When he didn’t finish the sentence, she ran her fingers through his hair and said, “After what?”
“Can I just leave it at that?”
“Of course.”
“Two months after, I had a nervous breakdown on-air. You can find the footage on YouTube. Over a half-million views last time I checked. I left town, never looked back. How long have you lived here?”
“Nine years. You want to know what happened?”
“Do you want to tell me? Otherwise, it doesn’t matter.”
She didn’t say anything for a moment. Then: “I can feel your heart beating against my chest. It feels good.”
Later, they lay in bed listening to the rain on the tin roof, Peter sliding his fingers down the side of her arm as he had touched his wife in a previous life, and telling her about the time he almost died when Hurricane Bertha hit Kure Beach on the North Carolina coast. He’d ventured out to the end of a seven hundred-foot pier in the eyewall, clinging to the rail as twenty-foot waves crashed into the framework and hundred mile-per-hour rain and seaspray lacerated his face. He’d heard the outer pilings begin to crack and started the long crawl back to shore, just reaching the beach as the wind and waves tore the pier off the pilings.
He told her about the night he spent on the summit of Mount Mitchell in the ’93 Superstorm, about the time he almost killed himself when a southern blizzard didn’t pan out, about the calm and silent eye of Andrew and its perfect black circle of starry sky, about a December night in Fairbanks, Alaska, when the thermometer hit -58° F, and in the freezing fog his spit would crackle midair, striking the pavement as a blob of sleet.
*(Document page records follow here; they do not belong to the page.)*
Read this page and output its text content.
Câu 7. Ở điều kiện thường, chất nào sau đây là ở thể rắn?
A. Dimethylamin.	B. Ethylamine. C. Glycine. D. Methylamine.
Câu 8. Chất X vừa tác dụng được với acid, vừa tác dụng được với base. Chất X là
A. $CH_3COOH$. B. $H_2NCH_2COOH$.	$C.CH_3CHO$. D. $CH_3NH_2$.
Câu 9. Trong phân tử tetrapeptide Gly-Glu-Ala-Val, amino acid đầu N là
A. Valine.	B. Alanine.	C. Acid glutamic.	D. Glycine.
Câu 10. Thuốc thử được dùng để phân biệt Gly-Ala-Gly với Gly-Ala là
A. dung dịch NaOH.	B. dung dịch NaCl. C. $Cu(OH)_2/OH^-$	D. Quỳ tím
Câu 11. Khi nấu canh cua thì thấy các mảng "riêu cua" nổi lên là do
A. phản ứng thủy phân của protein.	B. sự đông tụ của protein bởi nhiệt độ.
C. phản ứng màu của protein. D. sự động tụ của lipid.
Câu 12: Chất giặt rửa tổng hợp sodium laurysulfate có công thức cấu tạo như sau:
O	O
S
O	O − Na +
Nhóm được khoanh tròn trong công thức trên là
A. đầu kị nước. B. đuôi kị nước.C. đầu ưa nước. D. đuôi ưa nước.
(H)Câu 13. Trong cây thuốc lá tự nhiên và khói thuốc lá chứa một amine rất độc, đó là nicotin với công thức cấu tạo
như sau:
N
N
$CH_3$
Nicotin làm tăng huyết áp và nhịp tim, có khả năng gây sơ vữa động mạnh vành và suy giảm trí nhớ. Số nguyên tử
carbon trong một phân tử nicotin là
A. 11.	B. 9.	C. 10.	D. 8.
She laughed at that one, thought he was pulling her leg.
They didn’t belabor, as Peter had feared, the circumstances that had brought them to this moment. As she’d said, it wasn’t about that.
Exhaustion and contentment brought increasingly expansive lulls. Then they lay in silence, both facing the tall window beside Melanie’s bed. When the lightning came and the prairie flashed into existence through the heat-warped glass, Peter would catch the fleeting sense that this house and the two of them lying naked upstairs in bed was all that was left of the world.
Glass rattling in the sill wrenched Peter out of sleep and he returned to consciousness as the peal of thunder faded out.
He sat up, rubbed the sleep from his eyes.
The darkness through the window tinged with gray.
A jag of lightning split it down the middle.
Melanie moaned, half-asleep, “What are you doing?”
Peter swung his legs over the side of the bed and stepped into his briefs and jeans, still conjoined on the floor.